In 2 Samuel 5:13; 1 Chronicles 3:1-9, 14:3, King David had six wives and numerous concubines.
In 1 Kings 11:3, King Solomon had 700 wives and 300 concubines.
In 2 Chronicles 11:21, King Solomon’s son Rehoboam had 18 wives and 60 concubines.
In Deuteronomy 21:15 “If a man has two wives, and he loves one but not the other, and both bear him sons….”
Jacob married both Leah and Rachel, etc.
So, while there are certainly counter points to every point of view, a universal ‘biblical’ definition of marriage doesn’t really exist.
As an aside, if you want to know more about what the Bible does and does not say about polygamy in the Old and New Testaments, click here. The article is more than a little biased, but it’s an interesting overview nonetheless.

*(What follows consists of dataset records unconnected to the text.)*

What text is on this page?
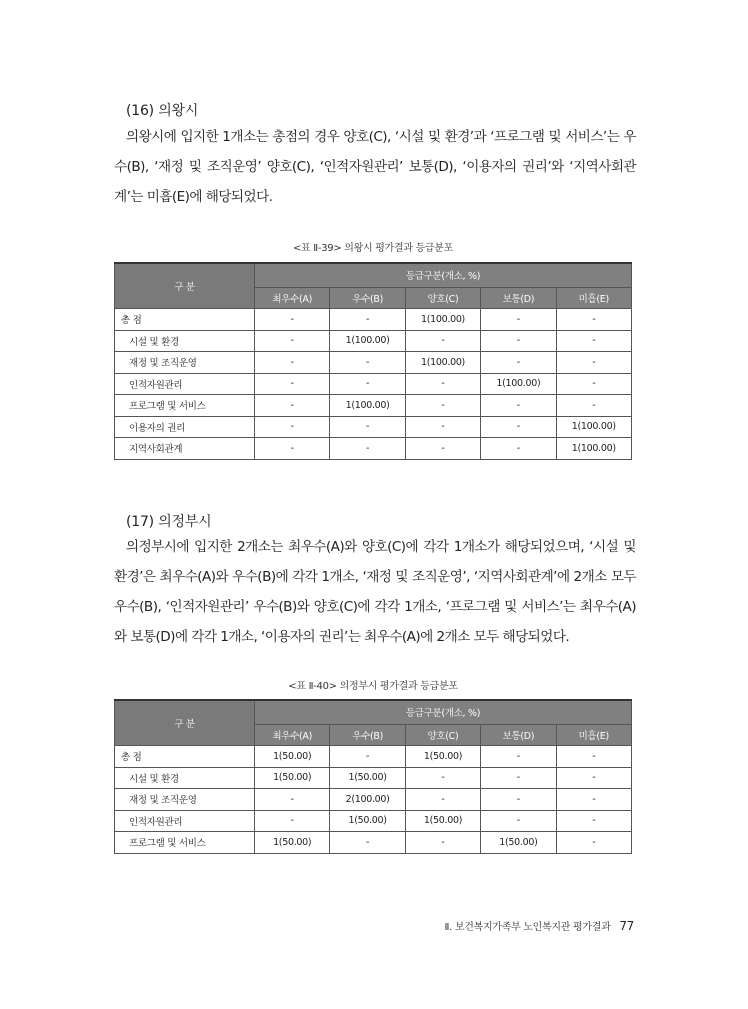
(16) 의왕시

의왕시에 입지한 1개소는 총점의 경우 양호(C), ‘시설 및 환경’과 ‘프로그램 및 서비스’는 우수(B), ‘재정 및 조직운영’ 양호(C), ‘인적자원관리’ 보통(D), ‘이용자의 권리’와 ‘지역사회관계’는 미흡(E)에 해당되었다.

<표 Ⅱ-39> 의왕시 평가결과 등급분포
구 분	등급구분(개소, %)				
	최우수(A)	우수(B)	양호(C)	보통(D)	미흡(E)
총 점	-	-	1(100.00)	-	-
시설 및 환경	-	1(100.00)	-	-	-
재정 및 조직운영	-	-	1(100.00)	-	-
인적자원관리	-	-	-	1(100.00)	-
프로그램 및 서비스	-	1(100.00)	-	-	-
이용자의 권리	-	-	-	-	1(100.00)
지역사회관계	-	-	-	-	1(100.00)
(17) 의정부시

의정부시에 입지한 2개소는 최우수(A)와 양호(C)에 각각 1개소가 해당되었으며, ‘시설 및 환경’은 최우수(A)와 우수(B)에 각각 1개소, ‘재정 및 조직운영’, ‘지역사회관계’에 2개소 모두 우수(B), ‘인적자원관리’ 우수(B)와 양호(C)에 각각 1개소, ‘프로그램 및 서비스’는 최우수(A)와 보통(D)에 각각 1개소, ‘이용자의 권리’는 최우수(A)에 2개소 모두 해당되었다.

<표 Ⅱ-40> 의정부시 평가결과 등급분포
구 분	등급구분(개소, %)				
	최우수(A)	우수(B)	양호(C)	보통(D)	미흡(E)
총 점	1(50.00)	-	1(50.00)	-	-
시설 및 환경	1(50.00)	1(50.00)	-	-	-
재정 및 조직운영	-	2(100.00)	-	-	-
인적자원관리	-	1(50.00)	1(50.00)	-	-
프로그램 및 서비스	1(50.00)	-	-	1(50.00)	-
Ⅱ. 보건복지가족부 노인복지관 평가결과 77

The second answer is it’s our nature to settle down with one person, but in reality that isn’t really true, either. Very few primates mate with one partner for life (and we are primates). In the vacuum of cultural pressures, monogamy isn’t really in our nature.
An explanation for this is the ‘cheap sperm’ theory that one man can conceivably impregnate multiple women, but a woman can only be pregnant by one man at a time. This means that women are innately more valuable to a community then men are, but that one man can ‘service’ far more women. Look at how a group of gorillas or even elephants live for an example.
If, then, marriage is not necessarily ‘Divinely Ordained’, and doesn’t even really make sense biologically, why do we do it?
First, it makes a ton of sense culturally.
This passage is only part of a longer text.